# Long forgotten incident



## Baltic Wal (Jun 27, 2005)

In 1969 there was a collision in the Thames estuary and I took the photograph of this ship when she was berthed in Tilbury docks. Somewhere I have a foto of the damage to the other vessel but haven't found it yet. 

Can anyone remember the incident and the name of the two vessels?


----------



## muldonaich (Nov 19, 2005)

i think you will find the photo you took was of the crystal jewel the other ship was the british aiviator regards kev.


----------



## muldonaich (Nov 19, 2005)

sorry im wrong jewel had midship acc kev.


----------



## Thamesphil (Jul 22, 2005)

Looking in Talbot-Booth's Merchant Ships, she looks suspiciously like the Middlesex Trader or Surrey Trader.

Phil


----------



## sam2182sw (Jul 24, 2005)

dont think it is the middlesex trader the trader boats had a big black T in a big round circle in the funnel sam


----------



## Ian (Mar 27, 2004)

i do believe she is an ex trader boat but i cant remember wich one, at the time of her collision she was called HOMER under the greek flag she came to smiths docks north shields according to my notes wich i have for every ship at smiths for repair from september 1963 to may 1972, when she arrived her windlass was on the tank top of No 1 hold, we had to hire a proffesional blaster to get the cement out of her fore end before we could start the steelwork repairs, the date i have for her arrival was 13/12/1969, hope this is a help for you.
PS i may put the info of all ships between dates above on the site when i find time.

cheers tom (*))


----------



## Baltic Wal (Jun 27, 2005)

Tom, 

thank you the name HOMER comes back to mind.

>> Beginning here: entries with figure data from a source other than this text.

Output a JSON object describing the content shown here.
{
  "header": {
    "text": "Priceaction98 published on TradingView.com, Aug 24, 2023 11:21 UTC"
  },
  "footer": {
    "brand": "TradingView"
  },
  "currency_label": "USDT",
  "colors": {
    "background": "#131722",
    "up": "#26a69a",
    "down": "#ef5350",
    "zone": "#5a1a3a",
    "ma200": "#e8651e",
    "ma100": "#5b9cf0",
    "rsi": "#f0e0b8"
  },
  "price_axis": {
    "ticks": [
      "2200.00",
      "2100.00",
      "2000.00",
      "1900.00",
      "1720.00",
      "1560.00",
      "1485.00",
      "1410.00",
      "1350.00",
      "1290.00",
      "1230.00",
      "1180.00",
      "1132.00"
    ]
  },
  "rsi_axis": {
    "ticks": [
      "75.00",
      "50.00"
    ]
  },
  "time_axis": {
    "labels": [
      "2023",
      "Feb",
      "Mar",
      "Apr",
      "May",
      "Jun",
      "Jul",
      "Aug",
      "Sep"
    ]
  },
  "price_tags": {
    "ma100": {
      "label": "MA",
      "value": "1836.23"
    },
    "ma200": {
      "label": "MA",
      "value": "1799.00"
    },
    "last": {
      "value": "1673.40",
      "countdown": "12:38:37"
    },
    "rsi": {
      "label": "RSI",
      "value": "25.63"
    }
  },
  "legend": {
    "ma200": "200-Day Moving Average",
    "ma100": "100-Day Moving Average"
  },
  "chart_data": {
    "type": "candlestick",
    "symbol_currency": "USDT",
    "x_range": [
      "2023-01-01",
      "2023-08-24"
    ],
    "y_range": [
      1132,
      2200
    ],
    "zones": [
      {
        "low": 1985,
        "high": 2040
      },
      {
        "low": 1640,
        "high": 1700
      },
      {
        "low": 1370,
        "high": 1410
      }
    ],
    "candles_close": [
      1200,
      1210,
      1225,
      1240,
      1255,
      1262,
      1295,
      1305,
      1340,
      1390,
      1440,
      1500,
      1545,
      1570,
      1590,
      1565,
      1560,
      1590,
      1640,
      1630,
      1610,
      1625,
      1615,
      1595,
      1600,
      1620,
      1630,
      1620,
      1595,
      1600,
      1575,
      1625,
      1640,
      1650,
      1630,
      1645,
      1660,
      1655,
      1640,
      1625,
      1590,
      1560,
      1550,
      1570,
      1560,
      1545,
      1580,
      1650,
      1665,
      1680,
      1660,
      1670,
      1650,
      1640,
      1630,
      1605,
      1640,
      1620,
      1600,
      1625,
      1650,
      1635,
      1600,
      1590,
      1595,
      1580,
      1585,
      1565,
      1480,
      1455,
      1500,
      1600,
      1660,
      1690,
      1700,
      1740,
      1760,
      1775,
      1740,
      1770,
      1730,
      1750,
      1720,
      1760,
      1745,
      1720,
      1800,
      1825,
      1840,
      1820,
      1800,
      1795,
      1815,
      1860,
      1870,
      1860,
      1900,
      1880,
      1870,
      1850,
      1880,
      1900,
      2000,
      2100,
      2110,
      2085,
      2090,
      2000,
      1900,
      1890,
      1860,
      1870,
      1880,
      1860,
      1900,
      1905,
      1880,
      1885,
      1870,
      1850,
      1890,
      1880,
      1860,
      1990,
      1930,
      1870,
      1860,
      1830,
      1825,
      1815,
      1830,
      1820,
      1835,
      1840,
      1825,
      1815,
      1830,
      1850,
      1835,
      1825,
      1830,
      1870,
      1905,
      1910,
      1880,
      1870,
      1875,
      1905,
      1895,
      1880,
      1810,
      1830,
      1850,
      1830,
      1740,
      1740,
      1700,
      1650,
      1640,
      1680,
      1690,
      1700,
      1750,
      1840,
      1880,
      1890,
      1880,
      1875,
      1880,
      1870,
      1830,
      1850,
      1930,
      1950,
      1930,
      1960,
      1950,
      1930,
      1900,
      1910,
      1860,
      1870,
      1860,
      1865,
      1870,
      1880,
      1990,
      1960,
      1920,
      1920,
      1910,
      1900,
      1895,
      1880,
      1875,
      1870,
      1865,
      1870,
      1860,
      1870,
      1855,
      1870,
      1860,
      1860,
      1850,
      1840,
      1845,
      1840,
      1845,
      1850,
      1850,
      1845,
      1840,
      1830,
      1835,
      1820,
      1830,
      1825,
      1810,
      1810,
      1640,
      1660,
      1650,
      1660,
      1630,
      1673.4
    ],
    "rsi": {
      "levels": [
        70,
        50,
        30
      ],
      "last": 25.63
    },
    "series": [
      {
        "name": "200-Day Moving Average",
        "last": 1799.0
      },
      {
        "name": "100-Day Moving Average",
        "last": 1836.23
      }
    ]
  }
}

The collision was in fog in the thames estuary and the other vessel had a large hole in her hull, but did not sink.

The Homer was the ex MIDDLESEX TRADER renamed the year of the incident.


----------



## Baltic Wal (Jun 27, 2005)

Tom,

As said Homer rang a bell. I have been going through my photo's and came across two of the ELISA F with comments that she had been hit by the HOMER, this is one, I will post the other on the Gallery.


----------



## Baltic Wal (Jun 27, 2005)

*Sorry*

The attachment failed due to the silly constraints of the system will allow 800 by 600 but not 600 by 800 (Ouch)


----------



## KenLin39 (Apr 30, 2005)

*800 x 600 or 600 x 800*

Had it happen to me Wal, turned the photo 90 deg and it worked. Ken.


----------